I feel the same. The term "verbiage" is more stylish and yes you are correct that it actually stands for excessive use of words. But also help us to use simpler language.

Hope you will revert.

Lynn Gaertner-Johnston

Divyesh, thank you for commenting. I do prefer simpler language, and that is why I am wondering about your use of "revert." Is there a simpler word for your meaning?

Lynn

Nadeem Hasan

I have the definition of "verbiage" posted prominently in my cube, but that doesn't stop people from using it ad nauseam. So, I posted another sign next to it which reads, "Pejorative Censoriousness at Work, Speak and Write Carefully!" Now I make fun of them with impunity.

The secondary dictionary definition is another example of enough people using a word incorrectly, and so frequently, that dictionaries start including the wrong definition as a second or less preferred meaning. Just the same way as people often use "aggravated" to mean "irritated."

Mark Walters

Hi Lynn

I have been frustrated by the way people misuse the word 'revert'. I have always understood it to mean 'return to previous state' or similar, NOT 'respond' or 'reply'. This seems to be backed up by the definitions I looked up - what is your view?

Thanks

Nadeem Hasan

Mark, I concur with your understanding of the word. Not even by a long stretch can 'revert' mean 'respond' or 'reply.' The only explanation of this misuse is that some people have reverted to a troglodyte state.

Lynn Gaertner-Johnston

Nadeem, thank you for responding to Mark.

I have been away from my reference books, so I haven't responded yet. I like to check a few resources before I reply. If I give bad advice, people will think I have reverted to a troglodyte state too!

Lynn

Nadeem Hasan

Hi Lynn,

I hope you didn't mind my jumping into the conversation by 'reverting' to Mark! Actually, I never made the connection with the first post in this thread. Previously, I had no clue what that person was saying.

Lynn Gaertner-Johnston

I have looked through a shelf full of reference books. Now I can conclusively say that "revert" is never used in American English for the meaning "reply" or "respond."

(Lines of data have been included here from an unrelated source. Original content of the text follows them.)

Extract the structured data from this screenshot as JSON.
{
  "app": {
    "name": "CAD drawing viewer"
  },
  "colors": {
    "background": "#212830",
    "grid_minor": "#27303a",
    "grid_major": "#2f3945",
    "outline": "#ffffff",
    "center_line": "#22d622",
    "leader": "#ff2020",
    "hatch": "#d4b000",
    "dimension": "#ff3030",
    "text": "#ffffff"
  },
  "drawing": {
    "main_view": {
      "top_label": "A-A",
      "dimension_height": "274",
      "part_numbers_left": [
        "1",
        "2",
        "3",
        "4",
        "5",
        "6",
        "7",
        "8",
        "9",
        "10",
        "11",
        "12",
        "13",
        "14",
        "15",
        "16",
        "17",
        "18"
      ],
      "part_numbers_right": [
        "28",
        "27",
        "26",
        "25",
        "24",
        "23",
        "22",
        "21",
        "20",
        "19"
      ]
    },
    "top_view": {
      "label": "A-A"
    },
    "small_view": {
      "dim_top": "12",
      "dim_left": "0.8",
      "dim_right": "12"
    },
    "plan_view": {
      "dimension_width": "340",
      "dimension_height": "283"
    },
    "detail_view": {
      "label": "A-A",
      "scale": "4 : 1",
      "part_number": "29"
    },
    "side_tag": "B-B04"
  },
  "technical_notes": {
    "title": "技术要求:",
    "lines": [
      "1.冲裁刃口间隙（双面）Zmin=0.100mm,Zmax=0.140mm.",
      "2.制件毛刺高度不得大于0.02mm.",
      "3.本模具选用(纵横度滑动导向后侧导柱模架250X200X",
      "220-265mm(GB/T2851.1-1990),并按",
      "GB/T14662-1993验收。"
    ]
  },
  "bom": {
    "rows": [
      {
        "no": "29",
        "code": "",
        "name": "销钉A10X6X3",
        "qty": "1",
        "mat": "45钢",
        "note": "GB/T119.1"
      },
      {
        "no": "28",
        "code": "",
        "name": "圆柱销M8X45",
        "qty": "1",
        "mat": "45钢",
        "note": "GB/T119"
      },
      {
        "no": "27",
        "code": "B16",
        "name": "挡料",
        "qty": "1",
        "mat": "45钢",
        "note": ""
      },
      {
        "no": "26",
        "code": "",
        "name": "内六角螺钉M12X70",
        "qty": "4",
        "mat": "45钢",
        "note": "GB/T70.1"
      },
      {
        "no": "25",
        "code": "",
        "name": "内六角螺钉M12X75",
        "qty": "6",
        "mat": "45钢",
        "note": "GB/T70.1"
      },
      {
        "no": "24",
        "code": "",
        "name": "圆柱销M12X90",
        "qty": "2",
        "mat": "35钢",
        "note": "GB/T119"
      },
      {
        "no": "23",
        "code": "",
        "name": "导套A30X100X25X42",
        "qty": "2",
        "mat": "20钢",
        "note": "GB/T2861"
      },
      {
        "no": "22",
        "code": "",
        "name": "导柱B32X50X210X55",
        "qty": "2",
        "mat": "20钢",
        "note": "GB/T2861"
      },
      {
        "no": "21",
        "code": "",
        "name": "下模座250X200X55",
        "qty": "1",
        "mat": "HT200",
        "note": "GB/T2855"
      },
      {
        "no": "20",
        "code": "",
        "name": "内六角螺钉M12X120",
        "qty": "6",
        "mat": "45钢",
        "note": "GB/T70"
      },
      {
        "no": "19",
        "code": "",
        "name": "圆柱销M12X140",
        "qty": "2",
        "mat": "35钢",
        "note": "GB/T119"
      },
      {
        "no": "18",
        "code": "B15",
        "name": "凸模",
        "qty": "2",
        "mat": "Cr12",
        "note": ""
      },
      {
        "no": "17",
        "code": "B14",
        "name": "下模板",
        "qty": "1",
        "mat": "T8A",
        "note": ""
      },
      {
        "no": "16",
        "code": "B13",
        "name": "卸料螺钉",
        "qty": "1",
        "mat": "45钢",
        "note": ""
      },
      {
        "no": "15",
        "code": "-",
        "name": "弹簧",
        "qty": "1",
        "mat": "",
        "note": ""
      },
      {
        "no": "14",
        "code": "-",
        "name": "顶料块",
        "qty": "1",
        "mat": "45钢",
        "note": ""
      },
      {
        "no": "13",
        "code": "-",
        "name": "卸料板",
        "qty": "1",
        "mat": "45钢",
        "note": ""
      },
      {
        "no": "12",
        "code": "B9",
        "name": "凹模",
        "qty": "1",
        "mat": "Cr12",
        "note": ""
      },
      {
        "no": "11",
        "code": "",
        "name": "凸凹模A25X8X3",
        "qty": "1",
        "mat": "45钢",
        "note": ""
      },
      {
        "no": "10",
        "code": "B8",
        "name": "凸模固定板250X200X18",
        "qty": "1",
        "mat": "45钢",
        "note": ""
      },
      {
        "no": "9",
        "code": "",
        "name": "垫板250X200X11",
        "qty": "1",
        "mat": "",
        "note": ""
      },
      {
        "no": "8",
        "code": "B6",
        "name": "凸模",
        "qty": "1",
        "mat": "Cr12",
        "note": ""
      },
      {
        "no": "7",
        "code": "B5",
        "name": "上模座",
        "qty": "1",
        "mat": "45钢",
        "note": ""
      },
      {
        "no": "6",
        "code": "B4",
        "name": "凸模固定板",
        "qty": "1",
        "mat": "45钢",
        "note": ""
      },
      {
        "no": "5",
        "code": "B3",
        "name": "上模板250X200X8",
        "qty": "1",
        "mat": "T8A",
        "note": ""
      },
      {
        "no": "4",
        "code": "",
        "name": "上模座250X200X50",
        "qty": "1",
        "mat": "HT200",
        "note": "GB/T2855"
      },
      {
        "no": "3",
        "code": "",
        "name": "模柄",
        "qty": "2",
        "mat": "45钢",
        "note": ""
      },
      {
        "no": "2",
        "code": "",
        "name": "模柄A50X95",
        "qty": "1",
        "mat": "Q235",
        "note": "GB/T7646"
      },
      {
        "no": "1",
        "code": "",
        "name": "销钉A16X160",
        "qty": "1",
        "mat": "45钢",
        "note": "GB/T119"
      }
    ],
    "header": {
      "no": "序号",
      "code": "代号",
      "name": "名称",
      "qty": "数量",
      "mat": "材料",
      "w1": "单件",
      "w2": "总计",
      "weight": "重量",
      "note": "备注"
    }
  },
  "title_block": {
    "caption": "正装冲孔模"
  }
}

I cannot speak for its use in India.

Lynn

Stephen Whittam

Some people in the UK use 'revert' in this manner, especially when asking for someone to respond to an email. As far as I can tell from reference this is not correct in the UK either. However could this not be an example of language evolution?

Naga Deepika

Hi please help me to write various business questionare by the clients

Lynn Gaertner-Johnston

Naga, I am sorry that I cannot provide individual help to you now. I suggest that you search this blog for the information and examples you want.